Plans for a petrol station, hotel, cafe and restaurant on the outskirts of Luthermuir, near Laurencekirk, were refused by councillors last year.
Members of the Aberdeenshire infrastructure services committee (ISC) voted against the plan in June over road safety concerns.
Members of Kincardine and Mearns area committee voted seven to five to refer the application to the ISC, with a recommendation for approval after a lengthy debate in May.
But councillors on the ISC said drivers would be forced to cross the A90 dual carriageway at a narrow junction to reach the facilities.
Luther Farm Services, the firm behind the scheme, appealed to Scottish Government against the decision.
An independent economic impact assessment report submitted to Aberdeenshire Council said the complex could create more than 100 jobs and generate up to £3.2 million a year for the north-east economy.

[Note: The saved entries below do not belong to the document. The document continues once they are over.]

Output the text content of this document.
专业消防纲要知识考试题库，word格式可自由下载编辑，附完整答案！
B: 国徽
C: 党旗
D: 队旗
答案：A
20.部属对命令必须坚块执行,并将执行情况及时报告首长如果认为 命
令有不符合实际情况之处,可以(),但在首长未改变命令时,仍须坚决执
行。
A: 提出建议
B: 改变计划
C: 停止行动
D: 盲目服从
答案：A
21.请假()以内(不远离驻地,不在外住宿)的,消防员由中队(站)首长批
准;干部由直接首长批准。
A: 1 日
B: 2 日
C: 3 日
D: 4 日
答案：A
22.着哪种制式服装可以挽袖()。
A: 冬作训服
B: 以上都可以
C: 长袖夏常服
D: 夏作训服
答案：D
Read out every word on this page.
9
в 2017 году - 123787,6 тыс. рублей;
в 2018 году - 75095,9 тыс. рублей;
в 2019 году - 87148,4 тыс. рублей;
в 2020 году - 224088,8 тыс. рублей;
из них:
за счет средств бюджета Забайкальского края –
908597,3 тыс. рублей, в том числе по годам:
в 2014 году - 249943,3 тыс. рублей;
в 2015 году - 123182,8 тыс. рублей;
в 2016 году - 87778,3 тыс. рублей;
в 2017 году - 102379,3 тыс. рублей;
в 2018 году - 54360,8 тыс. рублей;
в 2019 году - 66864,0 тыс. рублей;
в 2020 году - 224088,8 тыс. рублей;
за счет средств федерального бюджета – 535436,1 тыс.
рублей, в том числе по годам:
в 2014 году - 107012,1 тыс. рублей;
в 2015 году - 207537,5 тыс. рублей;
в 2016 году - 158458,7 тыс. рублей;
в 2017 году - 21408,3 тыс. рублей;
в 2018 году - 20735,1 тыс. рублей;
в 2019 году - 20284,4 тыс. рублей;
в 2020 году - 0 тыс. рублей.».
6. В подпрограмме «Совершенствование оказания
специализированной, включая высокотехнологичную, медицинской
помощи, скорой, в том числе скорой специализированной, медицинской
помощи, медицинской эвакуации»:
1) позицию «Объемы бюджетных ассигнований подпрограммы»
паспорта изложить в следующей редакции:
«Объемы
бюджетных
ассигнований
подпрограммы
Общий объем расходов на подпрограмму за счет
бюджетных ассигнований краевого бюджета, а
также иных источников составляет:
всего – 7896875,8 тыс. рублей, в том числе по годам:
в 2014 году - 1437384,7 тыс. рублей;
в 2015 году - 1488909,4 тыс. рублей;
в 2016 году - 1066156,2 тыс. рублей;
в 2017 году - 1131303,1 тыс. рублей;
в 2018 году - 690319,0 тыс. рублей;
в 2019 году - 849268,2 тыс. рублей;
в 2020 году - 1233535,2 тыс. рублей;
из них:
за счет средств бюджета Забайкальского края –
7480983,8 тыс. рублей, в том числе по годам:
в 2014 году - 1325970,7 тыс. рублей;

Keep up to date with the latest news with The Evening Express newsletter
Halliday Fraser Munro, agent for the developer, had said there was no evidence to support road concerns – the reason for its rejection.
Now, however, Holyrood has sided with the local authority and refused the development.
In the decision notice, Claire Milne, who made the ruling, said: “I dismiss the appeal and refuse planning permission in principle.
“The council considers public transport links to the site to be limited and walking and cycling is not a realistic option for employees or visitors.
“In considering the location of the site and its fundamental purpose as roadside services, the appellant accepts that walking would be a very limited mode of travel.
“I agree that walking and also cycling would not be attractive options, given the distances from existing settlements, the condition of the surrounding road network and that the A90 creates a barrier to crossing safely.”
She added: “While I understand the locational arguments made for roadside services, both walking and cycling should still be attractive choices for staff and visitors to the development.
“I do not accept the argument that the proposed development would fulfil the primary function as roadside services.
“The proposal would also represent tourism development in the countryside and would not relate well to settlements, would not be well-connected or reduce the need to travel and I am not satisfied it would provide adequate measures to ensure road safety.
“Any net economic and social benefits would not be sufficient to overcome these fundamental concerns.”
Halliday Fraser Munro and Luther Farm Services were contacted for comment but did not respond.